Ketika pohon dusta yang ditanamnya makin subur dan rindang, maka ia mendapatkan buah yang baru yang lebih gawat. Ia tak sadar telah dibohongi oleh hawa nafsunya sendiri. Dengan bantuan setan, hawa-nafsu pendusta membohongi si pendusta sehingga ia merasa dirinya berada di jalan kebenaran.
Si pengumpat dibohongi hawa nafsunya bahwa mengumpat itu tidak apa-apa walau menyakiti hati dan perasaan banyak orang. Pada level ini, ia jadi mudah dibohongi pula oleh orang lain. Hawa-nafsunya mudah ditunggangi oleh hawa nafsu orang lain yang lebih cerdas, misalnya oleh orang yang memiliki syahwat kekuasaan dan keserakahan pada harta.
Maka segala fakta, segala nasihat baik, segala ayat suci, tak lagi bisa ia dengar jika itu semua bertentangan dengan kemauan dan gagasan dirinya sendiri; atau ayat suci akan ia tafsirkan sesuai hawa nafsunya. Misalnya, ayat “celakalah orang-orang yang mengumpat” hanya dia berlakukan untuk orang lain; dirinya sendiri tetap rajin mengumpat setiap hari karena merasa tidak apa-apa mengumpat sebab dirinya selalu benar.
Sekarang bayangkan, jika hawa-nafsunya membohongi dirinya sendiri dalam level yang makin intens dan kuat.

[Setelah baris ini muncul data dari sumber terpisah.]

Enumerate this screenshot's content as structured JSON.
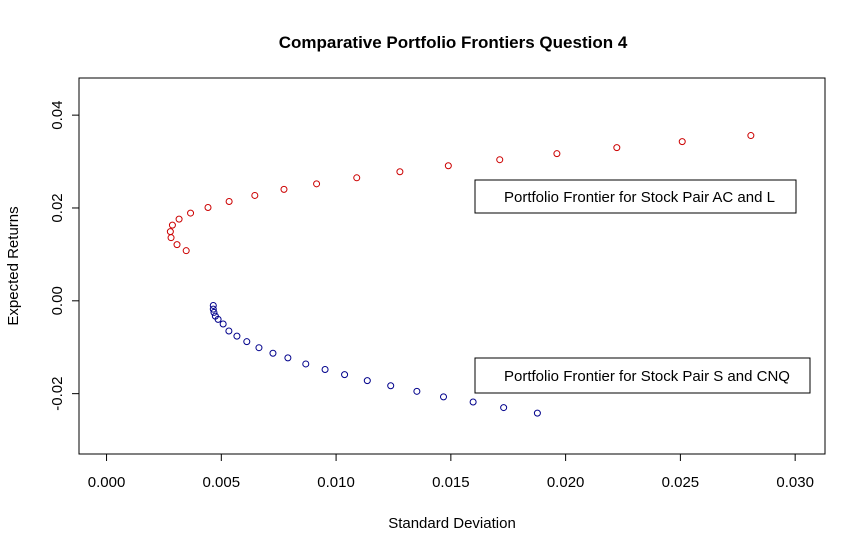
{
  "chart_data": {
    "type": "scatter",
    "title": "Comparative Portfolio Frontiers Question 4",
    "xlabel": "Standard Deviation",
    "ylabel": "Expected Returns",
    "xlim": [
      -0.0012,
      0.0313
    ],
    "ylim": [
      -0.033,
      0.048
    ],
    "x_ticks": [
      0.0,
      0.005,
      0.01,
      0.015,
      0.02,
      0.025,
      0.03
    ],
    "x_tick_labels": [
      "0.000",
      "0.005",
      "0.010",
      "0.015",
      "0.020",
      "0.025",
      "0.030"
    ],
    "y_ticks": [
      -0.02,
      0.0,
      0.02,
      0.04
    ],
    "y_tick_labels": [
      "-0.02",
      "0.00",
      "0.02",
      "0.04"
    ],
    "grid": false,
    "marker": "open-circle",
    "series": [
      {
        "name": "Portfolio Frontier for Stock Pair AC and L",
        "color": "#cc0000",
        "points": [
          [
            0.00347,
            0.0108
          ],
          [
            0.00307,
            0.0121
          ],
          [
            0.00281,
            0.0136
          ],
          [
            0.00278,
            0.0149
          ],
          [
            0.00287,
            0.0163
          ],
          [
            0.00316,
            0.0176
          ],
          [
            0.00366,
            0.0189
          ],
          [
            0.00442,
            0.0201
          ],
          [
            0.00534,
            0.0214
          ],
          [
            0.00646,
            0.0227
          ],
          [
            0.00773,
            0.024
          ],
          [
            0.00915,
            0.0252
          ],
          [
            0.0109,
            0.0265
          ],
          [
            0.01278,
            0.0278
          ],
          [
            0.01489,
            0.0291
          ],
          [
            0.01713,
            0.0304
          ],
          [
            0.01962,
            0.0317
          ],
          [
            0.02223,
            0.033
          ],
          [
            0.02508,
            0.0343
          ],
          [
            0.02807,
            0.0356
          ]
        ]
      },
      {
        "name": "Portfolio Frontier for Stock Pair S and CNQ",
        "color": "#00008b",
        "points": [
          [
            0.00465,
            -0.001
          ],
          [
            0.00465,
            -0.0018
          ],
          [
            0.00468,
            -0.0025
          ],
          [
            0.00474,
            -0.0033
          ],
          [
            0.00486,
            -0.004
          ],
          [
            0.00508,
            -0.005
          ],
          [
            0.00533,
            -0.0065
          ],
          [
            0.00568,
            -0.0076
          ],
          [
            0.00611,
            -0.0088
          ],
          [
            0.00664,
            -0.0101
          ],
          [
            0.00725,
            -0.0113
          ],
          [
            0.0079,
            -0.0123
          ],
          [
            0.00868,
            -0.0136
          ],
          [
            0.00952,
            -0.0148
          ],
          [
            0.01037,
            -0.0159
          ],
          [
            0.01136,
            -0.0172
          ],
          [
            0.01238,
            -0.0183
          ],
          [
            0.01352,
            -0.0195
          ],
          [
            0.01468,
            -0.0207
          ],
          [
            0.01597,
            -0.0218
          ],
          [
            0.0173,
            -0.023
          ],
          [
            0.01877,
            -0.0242
          ]
        ]
      }
    ],
    "legends": [
      {
        "text": "Portfolio Frontier for Stock Pair AC and L",
        "placement": "upper-right"
      },
      {
        "text": "Portfolio Frontier for Stock Pair S and CNQ",
        "placement": "lower-right"
      }
    ]
  }
}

Orang bisa mudah mengkafirkan orang lain, walaupun sudah ada peringatan keras dari Nabi agar jangan mengkafir-kafirkan orang lain karena konsekuensinya berat.
Tetapi apakah orang yang sudah biasa berdusta sampai tertutup hatinya mau mendengar peringatan yang bagus ini?
Maka yang terjadi barangkali adalah realisasi dari ayat “summun bukmun umyun ~ pekak, bisu dan buta, maka tiadalah mereka akan kembali ke jalan yang benar.”
Kedustaan menjadi sebab hatinya tertutup dari apapun selain hawa nafsunya sendiri. “Seneng ngafirke liyane, kafire dhewe ora digatekne,” demikian dalam syi’iran yang sempat populer itu.
Kita menanam dan kita memanen. Ngunduh wohing pakarti. Idealnya kita memang mesti hati-hati menanam sesuatu dalam laku kehidupan kita.
Nah, apa yang telah anda tanam hari ini? Saya sih menanam daun sirih untuk obat, karena saya sering sakit gigi.